Aucoin’s orchestral, instrumental, and vocal music has recently been performed by cellist Yo-Yo Ma and bassist Alexander Hanna; Zurich’s Tonhalle Orchestra; members of the Chicago Symphony; Boston’s A Far Cry; countertenor Anthony Roth Costanzo; violinist Keir GoGwilt; the Gramercy Trio; and San Antonio’s SOLI Chamber Ensemble. His music has been heard at the Rockport Chamber Music Festival; the Curtis Institute of Music (the Three Études, commissioned for pianist George Fu); the conservatories of Tianjin and Shenyang, China (recitals by violinist Rachel Lee Priday); New York’s MATA Festival at SubCulture (Ms. Priday and pianist David Kaplan); the Sarasota Opera House; Italy’s Spoleto Festival; the Canadian Opera Company’s Bradshaw Amphitheatre; and the Peabody Essex Museum, where he is Composer-in-Residence.

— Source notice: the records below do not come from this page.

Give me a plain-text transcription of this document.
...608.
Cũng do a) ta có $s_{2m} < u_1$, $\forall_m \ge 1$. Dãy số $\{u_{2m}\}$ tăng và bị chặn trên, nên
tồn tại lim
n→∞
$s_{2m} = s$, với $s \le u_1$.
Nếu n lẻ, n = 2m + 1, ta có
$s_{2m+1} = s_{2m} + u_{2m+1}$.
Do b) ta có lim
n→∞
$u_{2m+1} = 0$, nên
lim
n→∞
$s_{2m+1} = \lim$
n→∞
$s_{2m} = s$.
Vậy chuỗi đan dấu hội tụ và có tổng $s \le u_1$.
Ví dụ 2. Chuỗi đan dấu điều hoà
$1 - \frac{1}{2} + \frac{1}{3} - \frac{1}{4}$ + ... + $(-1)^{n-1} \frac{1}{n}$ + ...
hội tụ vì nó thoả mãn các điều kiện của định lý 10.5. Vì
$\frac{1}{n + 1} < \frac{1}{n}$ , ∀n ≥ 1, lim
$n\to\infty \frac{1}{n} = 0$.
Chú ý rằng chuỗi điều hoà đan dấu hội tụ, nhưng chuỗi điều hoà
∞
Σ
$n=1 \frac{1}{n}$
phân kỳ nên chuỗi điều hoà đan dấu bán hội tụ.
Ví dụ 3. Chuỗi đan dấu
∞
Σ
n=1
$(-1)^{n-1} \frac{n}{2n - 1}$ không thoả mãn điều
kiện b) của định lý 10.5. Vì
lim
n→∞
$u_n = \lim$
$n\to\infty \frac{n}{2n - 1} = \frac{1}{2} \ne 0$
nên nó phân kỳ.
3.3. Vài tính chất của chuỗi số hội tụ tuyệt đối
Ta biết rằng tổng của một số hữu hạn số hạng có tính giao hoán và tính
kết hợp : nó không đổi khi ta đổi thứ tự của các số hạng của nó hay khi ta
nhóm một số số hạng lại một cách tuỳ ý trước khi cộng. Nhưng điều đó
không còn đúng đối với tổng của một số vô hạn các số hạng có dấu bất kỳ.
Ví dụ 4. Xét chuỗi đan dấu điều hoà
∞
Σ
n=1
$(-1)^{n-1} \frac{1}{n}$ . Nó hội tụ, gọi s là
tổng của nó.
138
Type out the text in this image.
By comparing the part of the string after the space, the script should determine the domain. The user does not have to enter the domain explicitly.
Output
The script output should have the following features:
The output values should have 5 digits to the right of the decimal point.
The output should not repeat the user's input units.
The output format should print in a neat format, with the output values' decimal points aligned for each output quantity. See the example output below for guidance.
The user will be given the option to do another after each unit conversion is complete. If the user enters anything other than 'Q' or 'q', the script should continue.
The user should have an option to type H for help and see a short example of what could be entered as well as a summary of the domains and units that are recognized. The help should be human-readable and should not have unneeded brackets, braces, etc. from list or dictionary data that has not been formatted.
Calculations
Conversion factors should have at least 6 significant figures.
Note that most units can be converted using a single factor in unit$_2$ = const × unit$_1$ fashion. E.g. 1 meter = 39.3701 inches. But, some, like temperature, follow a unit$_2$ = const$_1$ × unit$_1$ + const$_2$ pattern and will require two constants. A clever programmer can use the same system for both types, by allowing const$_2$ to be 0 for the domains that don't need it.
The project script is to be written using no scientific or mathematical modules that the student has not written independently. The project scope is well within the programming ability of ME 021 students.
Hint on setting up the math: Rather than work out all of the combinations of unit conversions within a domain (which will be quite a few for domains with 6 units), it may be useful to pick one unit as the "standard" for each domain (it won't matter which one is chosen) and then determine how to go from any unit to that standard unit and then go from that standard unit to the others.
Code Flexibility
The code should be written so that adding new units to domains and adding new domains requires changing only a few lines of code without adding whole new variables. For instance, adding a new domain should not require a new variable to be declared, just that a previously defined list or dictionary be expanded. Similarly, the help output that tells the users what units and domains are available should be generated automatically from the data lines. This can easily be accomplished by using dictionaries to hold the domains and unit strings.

Aucoin is a 2012 graduate of Harvard College (summa cum laude), where he studied with the poet Jorie Graham; and a 2013 recipient of a graduate diploma in composition from The Juilliard School, where he studied with composer Robert Beaser. Shortly before he graduated from Harvard, Aucoin was hired as the youngest Assistant Conductor in the history of the Metropolitan Opera, where he worked with Thomas Adès, James Levine, and Valery Gergiev. From 2013 to 2015, Aucoin was the Solti Conducting Apprentice at the Chicago Symphony Orchestra, where he studied with Riccardo Muti and, in 2014, made his CSO debut subbing for an indisposed Pierre Boulez.
Aucoin remains an active pianist: with his regular collaborator, violinist Keir GoGwilt, he has recently given recitals in New York, Boston, Edinburgh, Spoleto (Italy) and Toronto. Aucoin regularly performs with many of the world’s leading opera singers, including Paulo Szot, Rod Gilfry, Jennifer Rowley, and Anthony Roth Costanzo. Aucoin has also performed as a pianist in several Chicago Symphony Orchestra chamber concerts.
An accomplished writer, Aucoin’s essays and poetry have appeared in The Yale Review, The Colorado Review, The Boston Globe, and The Harvard Advocate. He has served as guest lecturer for the New York Shakespeare Society and a guest host for New York’s WQXR. Aucoin has been the subject of major profiles in The New York Times Magazine, The Wall Street Journal, The Boston Globe, and The Chicago Tribune. His music has been featured on radio programs including This American Life, From the Top, and Studio 360.